Cutting costs is an essential part of staying competitive for any organization. While the current recession makes reducing costs all the more important, businesses should never stop looking for new efficiencies, regardless of the economic climate.
In accounts payable, finding places to cut costs can be extremely difficult considering the primary responsibility of AP is to pay bills. However, there are many ways AP can help their organization cut costs. AP can use its wealth of payment data to help the organization reduce spending.
A recent article published on CFO.com features methods that some companies have implemented to cut their costs. Many of these techniques require knowing exactly how much an organization pays for its goods and services – information that AP can provide.
For example, one company featured in the article, XN Financial Services, recently discovered that business travelers to Canada were racking up large cell phone bills due to international rates. Many employees regularly travel to XN’s Canadian arm and use their company cell phones, which can double the phone bill.

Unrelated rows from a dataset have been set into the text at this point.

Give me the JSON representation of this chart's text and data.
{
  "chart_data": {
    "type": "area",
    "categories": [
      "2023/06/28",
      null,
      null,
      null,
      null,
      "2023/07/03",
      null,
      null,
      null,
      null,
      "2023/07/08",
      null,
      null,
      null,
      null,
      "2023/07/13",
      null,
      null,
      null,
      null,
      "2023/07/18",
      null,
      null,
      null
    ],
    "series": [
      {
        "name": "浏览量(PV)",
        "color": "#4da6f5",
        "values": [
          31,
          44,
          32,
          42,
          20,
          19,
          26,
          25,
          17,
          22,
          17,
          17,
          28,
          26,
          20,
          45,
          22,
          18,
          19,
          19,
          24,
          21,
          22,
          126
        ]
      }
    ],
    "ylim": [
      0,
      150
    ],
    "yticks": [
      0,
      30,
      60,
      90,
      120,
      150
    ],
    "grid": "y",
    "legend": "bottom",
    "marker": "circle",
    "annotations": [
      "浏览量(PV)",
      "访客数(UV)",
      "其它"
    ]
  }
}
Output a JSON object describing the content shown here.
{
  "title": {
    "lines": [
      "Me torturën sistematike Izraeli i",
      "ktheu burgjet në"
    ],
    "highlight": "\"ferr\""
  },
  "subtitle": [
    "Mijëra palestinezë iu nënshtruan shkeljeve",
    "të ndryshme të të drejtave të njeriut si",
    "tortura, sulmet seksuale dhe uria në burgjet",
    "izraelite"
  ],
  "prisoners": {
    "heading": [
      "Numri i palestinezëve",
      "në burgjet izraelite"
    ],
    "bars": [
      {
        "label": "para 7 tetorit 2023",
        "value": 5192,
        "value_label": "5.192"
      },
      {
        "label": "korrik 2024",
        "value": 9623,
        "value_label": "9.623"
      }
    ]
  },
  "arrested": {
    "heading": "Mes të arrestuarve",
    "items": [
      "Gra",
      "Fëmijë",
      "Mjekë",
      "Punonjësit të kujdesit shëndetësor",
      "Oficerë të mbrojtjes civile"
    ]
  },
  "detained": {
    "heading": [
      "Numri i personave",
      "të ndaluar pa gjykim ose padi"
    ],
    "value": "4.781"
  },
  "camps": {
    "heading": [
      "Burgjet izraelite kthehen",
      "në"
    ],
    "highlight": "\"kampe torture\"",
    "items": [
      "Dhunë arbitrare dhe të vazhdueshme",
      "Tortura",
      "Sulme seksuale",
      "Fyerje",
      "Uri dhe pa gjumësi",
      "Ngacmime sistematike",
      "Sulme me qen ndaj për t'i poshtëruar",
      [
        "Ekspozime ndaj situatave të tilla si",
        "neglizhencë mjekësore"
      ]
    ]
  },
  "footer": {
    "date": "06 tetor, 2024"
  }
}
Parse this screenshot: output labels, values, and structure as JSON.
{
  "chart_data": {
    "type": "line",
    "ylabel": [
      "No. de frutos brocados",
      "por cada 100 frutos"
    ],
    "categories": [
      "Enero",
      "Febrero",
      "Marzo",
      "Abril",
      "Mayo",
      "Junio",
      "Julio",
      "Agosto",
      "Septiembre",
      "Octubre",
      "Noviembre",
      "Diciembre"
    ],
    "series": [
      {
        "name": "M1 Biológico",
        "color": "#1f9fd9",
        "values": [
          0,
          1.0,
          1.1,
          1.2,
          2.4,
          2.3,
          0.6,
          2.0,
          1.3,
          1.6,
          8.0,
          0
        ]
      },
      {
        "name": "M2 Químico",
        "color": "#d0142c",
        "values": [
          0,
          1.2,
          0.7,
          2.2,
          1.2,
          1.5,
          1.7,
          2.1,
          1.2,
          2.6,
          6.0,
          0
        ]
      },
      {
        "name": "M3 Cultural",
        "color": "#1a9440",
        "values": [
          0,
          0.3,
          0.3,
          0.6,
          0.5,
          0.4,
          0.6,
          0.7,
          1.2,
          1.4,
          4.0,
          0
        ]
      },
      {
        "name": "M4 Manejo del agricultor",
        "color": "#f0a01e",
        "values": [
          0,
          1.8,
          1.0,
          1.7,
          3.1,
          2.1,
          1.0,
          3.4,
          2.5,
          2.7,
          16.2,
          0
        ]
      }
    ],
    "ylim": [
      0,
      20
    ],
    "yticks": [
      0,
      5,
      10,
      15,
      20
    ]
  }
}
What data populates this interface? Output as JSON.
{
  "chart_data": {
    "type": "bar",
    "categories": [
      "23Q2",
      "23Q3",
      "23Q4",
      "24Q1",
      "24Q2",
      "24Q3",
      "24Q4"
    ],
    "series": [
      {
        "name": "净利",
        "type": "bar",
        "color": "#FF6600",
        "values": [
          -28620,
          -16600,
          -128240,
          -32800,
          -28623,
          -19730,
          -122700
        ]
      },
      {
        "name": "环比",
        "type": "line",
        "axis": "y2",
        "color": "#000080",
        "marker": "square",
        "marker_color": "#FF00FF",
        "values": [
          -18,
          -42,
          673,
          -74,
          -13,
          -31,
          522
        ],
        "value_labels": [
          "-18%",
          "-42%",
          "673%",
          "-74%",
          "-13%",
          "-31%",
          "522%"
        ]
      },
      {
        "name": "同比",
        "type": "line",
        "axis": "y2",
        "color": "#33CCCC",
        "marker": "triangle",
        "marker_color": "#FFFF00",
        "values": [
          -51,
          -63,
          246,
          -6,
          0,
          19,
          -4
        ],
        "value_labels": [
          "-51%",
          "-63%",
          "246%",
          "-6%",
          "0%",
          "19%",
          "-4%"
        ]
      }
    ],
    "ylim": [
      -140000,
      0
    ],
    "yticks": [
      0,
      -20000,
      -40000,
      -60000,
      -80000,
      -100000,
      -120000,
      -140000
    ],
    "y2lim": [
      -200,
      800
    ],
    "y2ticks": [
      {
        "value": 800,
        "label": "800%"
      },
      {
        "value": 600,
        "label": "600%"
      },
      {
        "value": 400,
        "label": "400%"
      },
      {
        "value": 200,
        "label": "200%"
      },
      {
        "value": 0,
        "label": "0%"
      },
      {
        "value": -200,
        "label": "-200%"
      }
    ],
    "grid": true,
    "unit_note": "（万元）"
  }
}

The head of the company’s finance division realized that for just a few extra dollars a month, they could purchase the phone company’s international plan. According to CFO.com, the move is expected to save thousands of dollars a year. In addition, the company analyzed their hotel spend in Montreal and found that switching hotels would save them $75 per visit.
These savings could only be realized through spend analysis, which is one of the AP department’s most powerful weapons. AP can analyze spend data to look for opportunities to renegotiate rates, consolidate vendors, or identify offered discounts that were never captured.
There are many other strategies AP departments can adopt to help their organization reduce costs. The following suggestions are provided courtesy of The Accounts Payable Network’s “50 Ways to Cut Costs in AP” resource. These include:
- Adopt P-card Settlement. Paying AP invoices with purchasing cards allowed Huntsville, Ala.-based Teledyne to receive a rebate large enough to cover the salaries of its entire AP department. Teledyne pays $15 million annually with p-card.
- Look for uncollected credits. A slowdown is business is a great time to look for credits. According to TAPN consultant Judy Bicking, many organizations have uncollected credit memos and cash advances.
- Save Time with Automated Workflow. Karen Apps with Gate Petroleum says that workflow allowed her team to reduce the time it takes to approve an invoice from more than two weeks to less than one.
- Adopt e-Payment. The average cost of processing an ACH disbursement is $1.38, according to TAPN benchmark data. In contrast, the cost of processing a check is $5.14.
- Enlist Sourcing. Getting vendors to send electronic invoices and offer discounts starts with sourcing. Work with procurement to promote both initiatives with suppliers when building the contract. When AP and purchasing communicate together, vendors know what the organization expects.
Implementing these and other cost-cutting initiatives can help your AP department trim the fat wherever possible. It’s important to remember that these best practices aren’t just ideal for a recessionary time. Once things rebound (fingers tightly crossed) it’s still important for AP to identify ways to reduce expenses. This kind of initiative goes a long way towards improving AP’s image throughout the organization.